Hemen belirtilmelidir ki, davacının bankadan aldığı kredi borcunu sözleşme şartlarına uygun olarak ödememesi halinde sözleşme gereğince kullandırılan kredinin teminatı olarak maaşından kesinti yapılmasını kabul etmesi ve diğer teminat öngören hükümlerin sözleşmeye konulmasına rıza göstermesinin haksız şart olarak kabulü de mümkün değildir. Zira davacı yürürlükteki bu yasaları bilerek sözleşmenin her sayfasını ayrı ayrı imzalamış olup, serbest iradesi ile sözleşme şartlarına uygun olarak kredi borcu taksitlerinin bankadan aldığı maaşından kesilmesi için talimat verdiğine göre artık sözleşmenin söz konusu hükmünün müzakere edilerek kararlaştırılmadığı söylenemez.

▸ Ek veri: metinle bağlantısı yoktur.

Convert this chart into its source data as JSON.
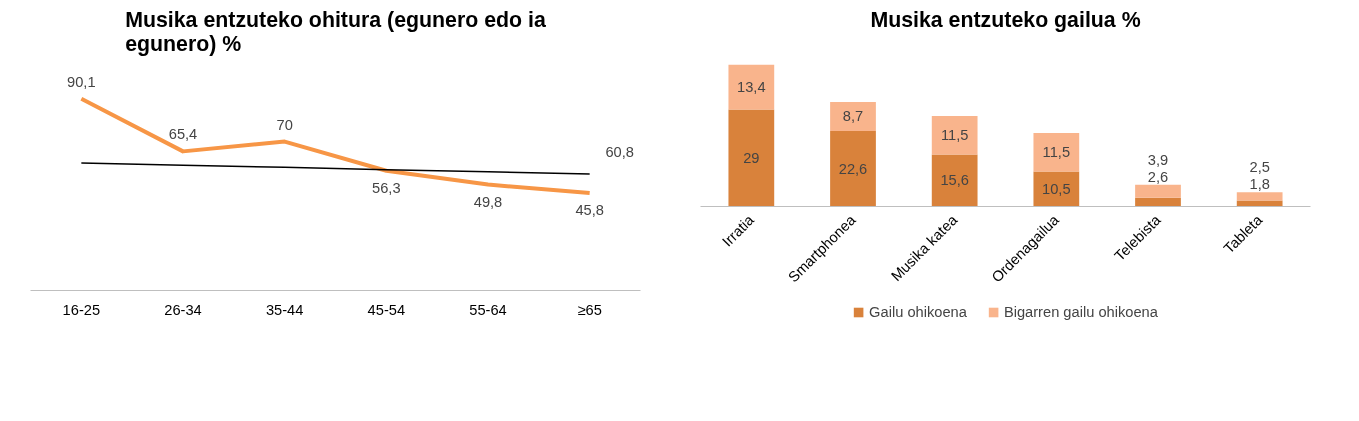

Ayrıca bankanın yaptığı işlemin sözleşmeden doğan hak ve yükümlülüklerin dürüstlük kuralına aykırı düşecek şekilde tüketici aleyhine dengesizliğe neden olduğu kabul edilemez. Davacının bankadan kullandığı kredi borcunu sözleşme şartlarına uygun olarak ödemesi zorunludur. Davacının taksitlerin maaşından ödenmesini ihtirazı kayıtsız kabul edip daha sonra dava açıp blokenin kaldırılmasını istemesi hakkın kötüye kullanılması olup iyiniyet kurallarıyla bağdaşmaz (TMK m.2). Tüketici haklı bir sebep olmadan sözleşmeyi tek taraflı feshedemez, ifası yapılmış bedellerin iadesini isteyemez, bu şekilde edimin tek taraflı geri istenmesi de hukuken himaye göremez. Aksi halde, kredi isteyen kişinin mali durumu ve maaş gelirine göre borcunun ödenebileceği güvencesiyle kredi veren bankanın alacağının imkânsızlaşması, kötü niyetli bir kredi borçlusunun borcunu hiç ödememesi gibi bir sonuç doğacaktır.
Hal böyle olunca, mahkemece uyuşmazlığın sözleşmeye bağlılık, ahde vefa ilkesi ve tarafları bağlayan sözleşme hükümleri çerçevesinde çözümlenmesi gerekirken yazılı şekilde karar verilmesi usul ve yasaya aykırı olup, bozmayı gerektirir.
SONUÇ: Yukarıda açıklanan nedenle hükmün davalı yararına BOZULMASINA, peşin alınan harcın istek halinde iadesine, HUMK’nun 440/III-1 maddesi uyarınca karar düzeltme yolu kapalı olmak üzere, 23/10/2018 gününde oybirliğiyle karar verildi.